Mulvaney was asked during an interview with NBC's Chuck Todd whether the president believes the federal government has a role in preventing mass shootings.
“We have too many of these shootings, and every time the first thing we talk about is politics,” Mulvaney said on NBC's “Meet the Press” on Sunday. “The mourning period hasn't even stopped yet, let alone the healing process. So, let's not get too deep into politics too soon. Let's think about the families.”
“Let’s talk about policy and the policy is enforcement, and what we’re already doing,” he said, pointing to the banning of bump stocks among other policies. “There are things the government can do and there are things this government is doing but we're never going to protect everybody against everybody who is deranged and insane … You're never going to make everything perfectly safe, but we are doing a lot better on enforcement.”
— In the hours after 17 people were killed at a high school in Parkland, Fla. in 2018, Ed Stack, the chief executive of Dick’s Sporting Goods, considered getting his stores out of the gun business entirely, our Post colleague Rachel Siegel reports.
“Ultimately, he and the company's president, Lauren Hobart, decided against going that far,” she writes, adding Stack has continued to push for change on this issue. The stores have pulled assault-style weapons from stories and banned banning high-capacity magazines and “bump stocks." The stores also announced they would no longer sell firearms to people under 21.
And although some efforts largely haven’t gained momentum, Stack has brought the issue to Washington as well. ‘In meetings with Democrats and Republicans in the House and Senate, Stack has drilled down on what he sees as holes in nationwide gun laws,” Rachel writes. “He’s urged legislators to require universal background checks that include relevant mental-health information and previous run-ins with the law. And he’s pushed for closing the private sale and gun show loophole that waives the necessity of background checks.”
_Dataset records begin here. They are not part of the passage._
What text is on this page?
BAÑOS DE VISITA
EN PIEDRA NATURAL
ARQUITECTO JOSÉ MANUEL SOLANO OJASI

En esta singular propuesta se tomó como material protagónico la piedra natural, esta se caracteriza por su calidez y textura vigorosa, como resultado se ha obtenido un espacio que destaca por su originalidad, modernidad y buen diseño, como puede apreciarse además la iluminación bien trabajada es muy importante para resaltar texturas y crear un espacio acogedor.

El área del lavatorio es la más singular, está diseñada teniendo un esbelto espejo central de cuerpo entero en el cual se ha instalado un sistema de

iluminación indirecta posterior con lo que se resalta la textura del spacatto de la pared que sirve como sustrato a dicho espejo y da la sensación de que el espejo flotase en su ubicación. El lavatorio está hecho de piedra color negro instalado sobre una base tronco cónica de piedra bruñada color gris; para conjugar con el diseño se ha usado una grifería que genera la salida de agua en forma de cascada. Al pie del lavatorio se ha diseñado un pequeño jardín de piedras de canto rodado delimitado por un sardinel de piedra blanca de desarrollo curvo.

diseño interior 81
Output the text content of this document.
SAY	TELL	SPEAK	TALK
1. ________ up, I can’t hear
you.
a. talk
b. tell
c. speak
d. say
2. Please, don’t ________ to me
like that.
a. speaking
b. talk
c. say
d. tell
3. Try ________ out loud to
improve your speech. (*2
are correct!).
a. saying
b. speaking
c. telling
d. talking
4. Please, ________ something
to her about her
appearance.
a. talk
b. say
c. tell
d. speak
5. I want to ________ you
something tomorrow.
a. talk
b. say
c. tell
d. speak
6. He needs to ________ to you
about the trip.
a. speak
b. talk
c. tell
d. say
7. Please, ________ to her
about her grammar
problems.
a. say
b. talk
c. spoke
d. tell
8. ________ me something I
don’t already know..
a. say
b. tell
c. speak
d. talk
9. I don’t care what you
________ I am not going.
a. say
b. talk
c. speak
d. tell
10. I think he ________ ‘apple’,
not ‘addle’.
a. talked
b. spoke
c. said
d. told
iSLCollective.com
— And here are a few more good reads:
Corporations are getting dragged into a debate they’ve long sought to avoid: Abortion (Jena McGregor)
Hundreds of minors held at U.S. border facilities are there beyond legal time limits (Abigail Hauslohner and Maria Sacchetti)
JPMorgan Chase settles class-action lawsuit after dad demands equal parental leave for men (Samantha Schmidt)
- The Senate Judiciary Subcommittee on Intellectual Property holds a hearing on patent eligibility on Tuesday.
- House Energy and Commerce Subcommittee on Health holds a hearing on “Investing in America’s Health Care” on Tuesday.
- The House Veterans Affairs Subcommittee on Economic Opportunity holds a hearing on “Evaluating the Effectiveness of VA Vocational Rehabilitation and Employment programs” on Tuesday.
- The Senate Judiciary Subcommittee on Intellectual Property holds a hearing on patent eligibility on Wednesday.
- The Senate Veterans Affairs Committee is scheduled to hold a meeting on pending nominations on Wednesday.
- Axios hosts an event on health care and drug pricing with Sens. Chuck Grassley (R-Iowa) and Debbie Stabenow (D-Mich.) and former FDA commissioner Scott Gottlieb on Wednesday.